The notion of what constitutes a safe and supportive working environment will differ between workplace parties, industries, and with different occupational background (Borys et. al., 2012). The question might be asked as to how a construction site can be turned into a healthy working environment. Every occupational environment, whether at home, in the office, or on a job site, whether a worker works alone or in a team, whether the worker needs to lift or sit, and whether the work is paid or unpaid, carries an inherent risk. This is further complicated by the fact that a worker’s relationship to their work environment is largely based on perception. Therefore, a worker’s relationship to the risks they experience is based on their perception as well (Leiter, 2005). A worker may not perceive something as a hazard, so may not believe that there is a risk, and consequently not take reasonable steps to address what may or may not arise from that exposure. Safe Work Australia recommends consultation with workers to give those workers the opportunity to contribute to decisionmaking about health and safety matters as well as weigh in on work design (Safe Work Australia, 2022). If work processes and practices arise from work design, and work design is the decision set that has been undertaken before a task is done, then adding workers’ contributions and considerations to this informational ecosystem best positions the business and its workers to assess, manage, and minimise risk, whether that risk is physical, psychosocial, or operational. The same document, The Model Code of Practice for Managing Psychosocial Hazards at Work (2022), notes that job demands, tasks and systems as well as the layout of environmental conditions are the product of work design, and workers themselves may have contributions that can be useful in minimising harm. Consulting with workers and engaging with their concerns can improve their enthusiasm for work (Addison et. al., 2000), their solution creativity (Amabile et. al., 1996), job satisfaction (Røssberg, et. al., 2004), and their safety (Simao et. al., 2021). Work processes may develop organically or within boundaries defined by organisational and operational goals, but by engaging with the worker who is doing the work, future work may be informed by and engage with the capacity of the worker as much as the demands of the work.
Working people bring themselves to work. In doing so, they leverage their physical and cognitive capabilities, their training, their experience, and their individual creativity when they complete their duties of work. In doing so, they contend with physical, mental, organisational, and psychological strain for the durations of their working times, which are multiplied out over their days, weeks, and the years of their working lives. These stressors are the product of a system of work that is designed either implicitly or explicitly, and so which may have understood or unknown effects on the workers’ health. Work systems are, most often, organically developed as the function of a business’ growth and increased complexity.
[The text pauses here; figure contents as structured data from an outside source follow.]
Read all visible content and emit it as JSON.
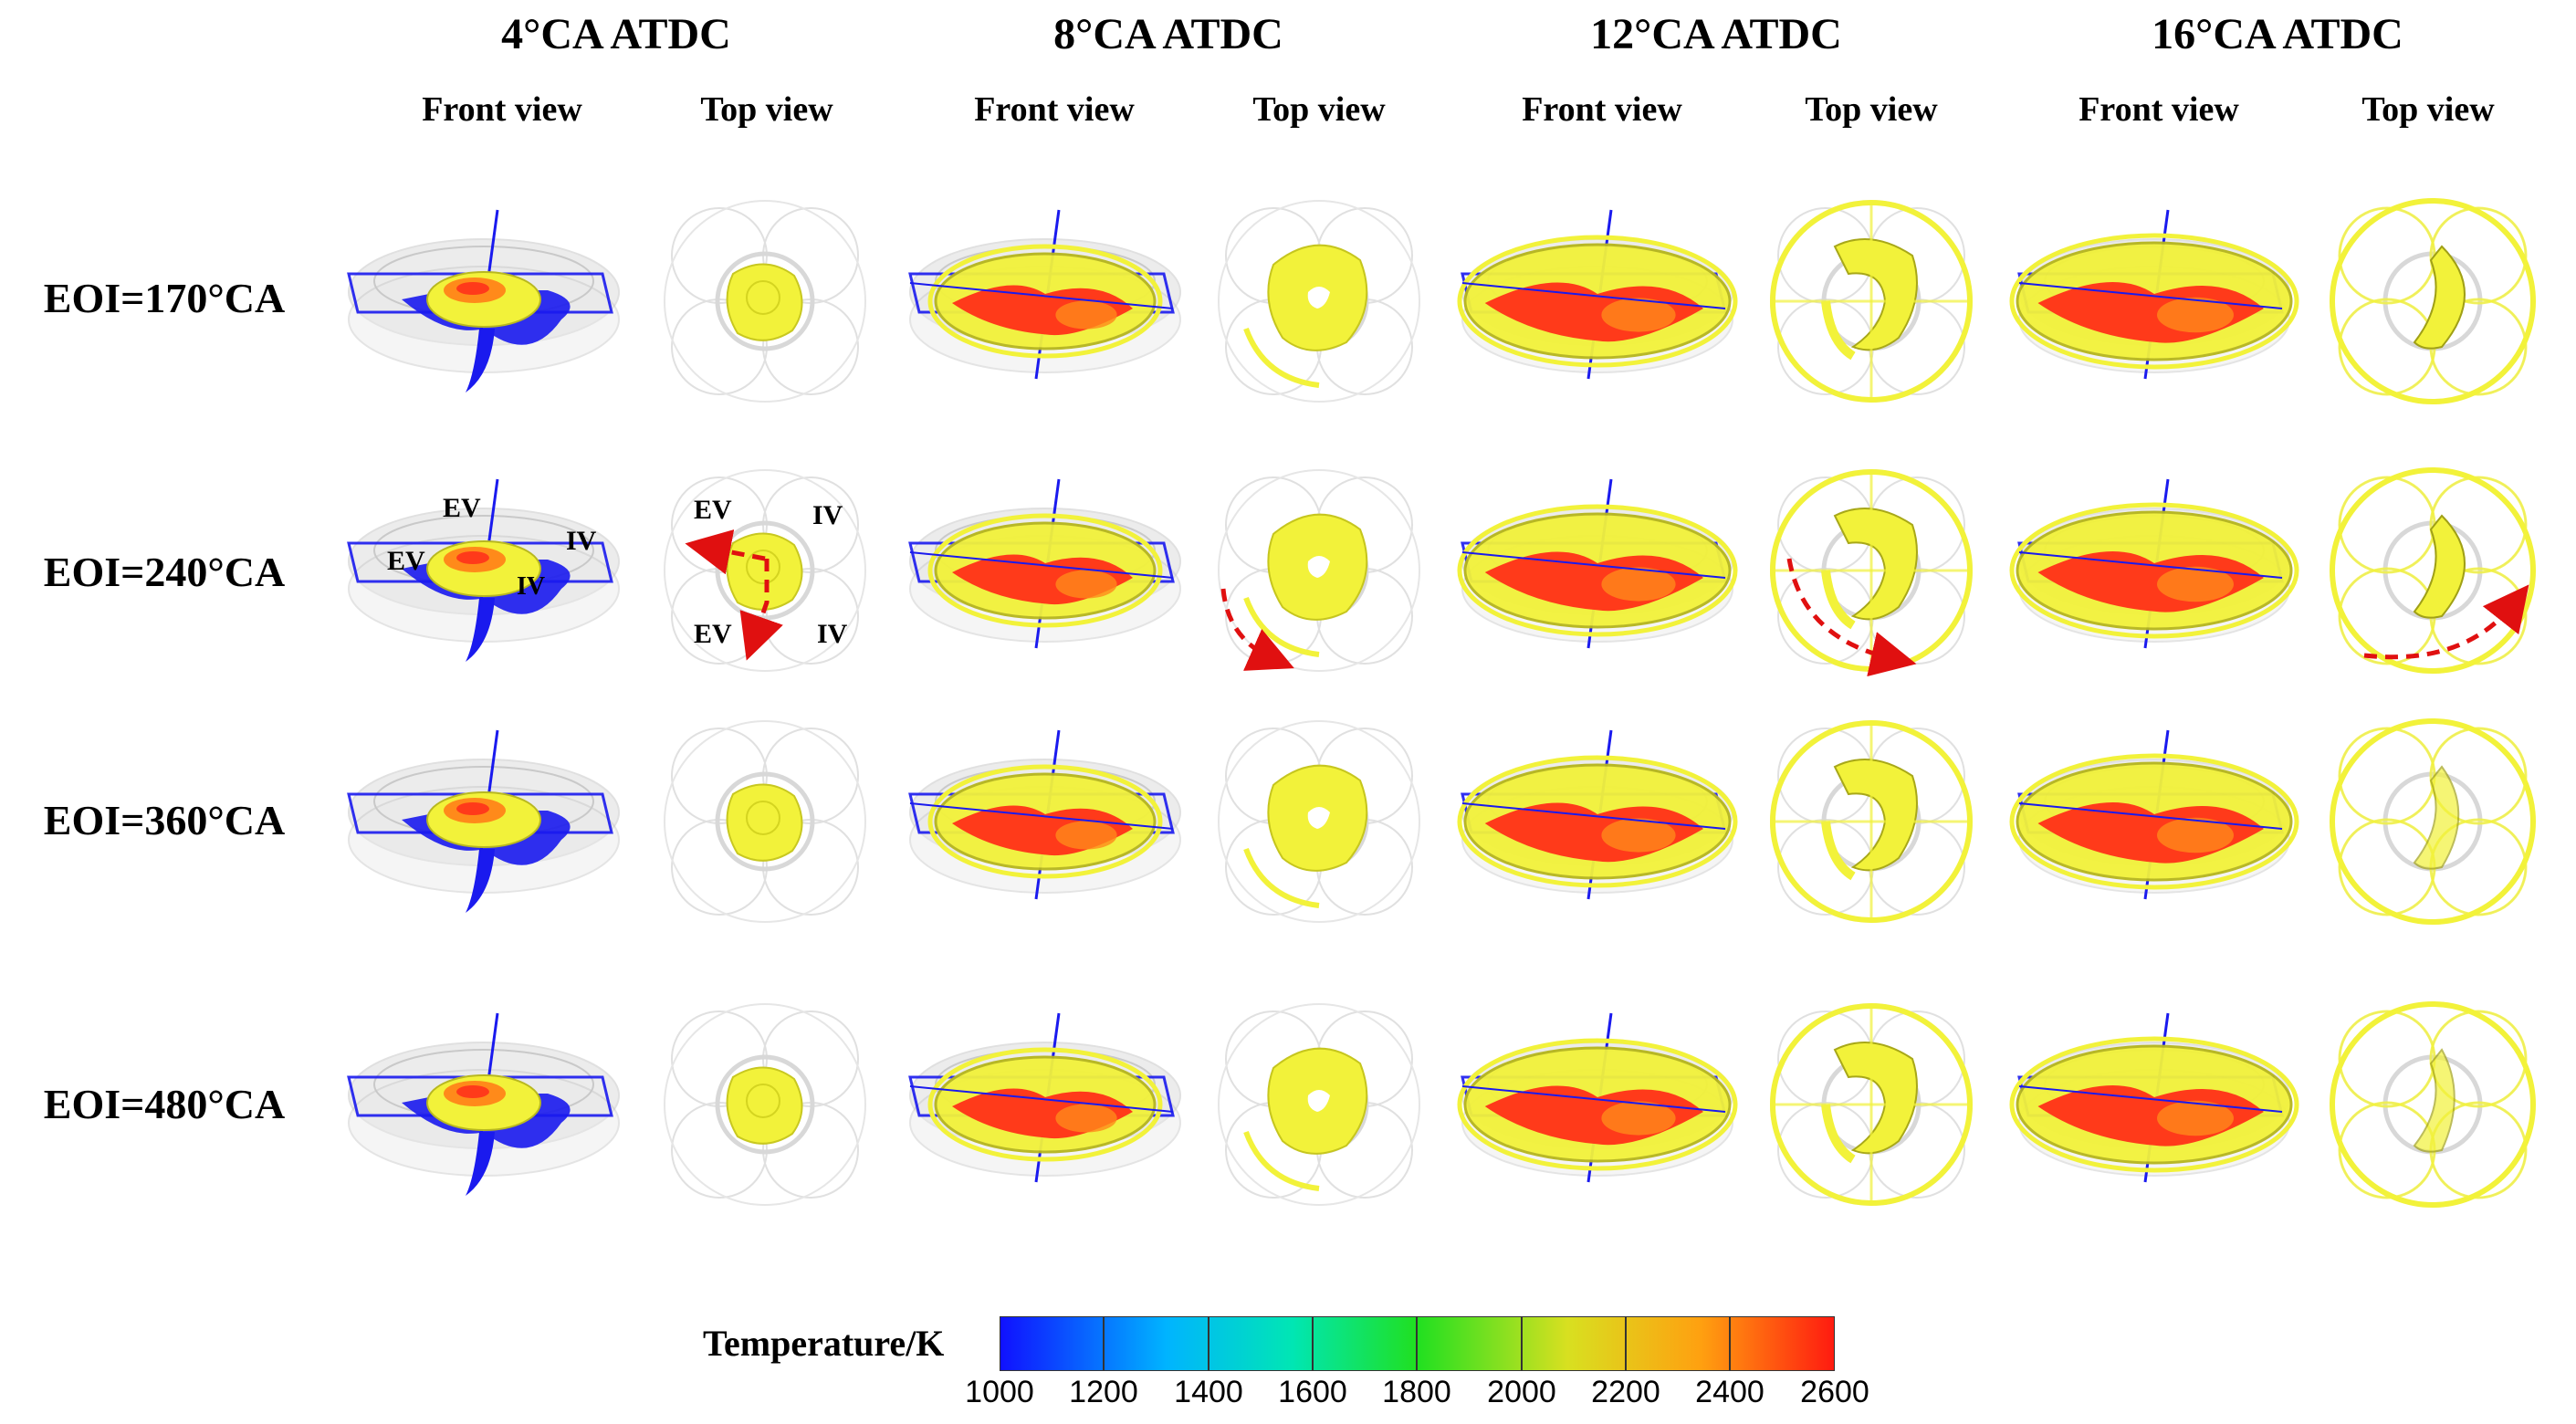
{
  "crank_angles": [
    "4°CA ATDC",
    "8°CA ATDC",
    "12°CA ATDC",
    "16°CA ATDC"
  ],
  "views": [
    "Front view",
    "Top view"
  ],
  "eoi_rows": [
    "EOI=170°CA",
    "EOI=240°CA",
    "EOI=360°CA",
    "EOI=480°CA"
  ],
  "valve_labels": [
    "EV",
    "IV",
    "EV",
    "IV",
    "EV",
    "IV",
    "EV",
    "IV"
  ],
  "legend": {
    "title": "Temperature/K",
    "ticks": [
      "1000",
      "1200",
      "1400",
      "1600",
      "1800",
      "2000",
      "2200",
      "2400",
      "2600"
    ],
    "colors": [
      "#1010ff",
      "#00c8ff",
      "#00e080",
      "#20e020",
      "#d0e020",
      "#f0b000",
      "#ff3020"
    ]
  },
  "colors": {
    "flame_yellow": "#f2f23a",
    "flame_red": "#ff3a1a",
    "flame_orange": "#ff8a1a",
    "plane_blue": "#1a1aee",
    "chamber_grey": "#d6d6d6",
    "arrow_red": "#e01010"
  }
}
By planning and designing work using conscious decisionmaking that accounts for the workers’ capabilities, limitations and needs, work systems and workplaces have an opportunity to develop healthy and protective work environments. Every system that exists is a system that was designed by people, and the features of that system were decided upon either deliberately or inadvertently. Office work, carpentry, hospitality, education, the labour market, and international trade function the way that they do as the consequence of design decisions that have led to their present state. By engaging with proactively protective practices with respect to working and living environments, people have an opportunity to challenge the inherent assumptions within the systems in which they operate. A good working environment isn’t just about a good workplace - good working environments are homes, streets, suburbs, transportation systems and communities. To uphold the good of the individual is to engage with the good of the community, in a measured, mindful, and meaningful way.
None of this information constitutes medical, legal, occupational health and safety, best guidance, standard, or other guidance, instruction, or prescription.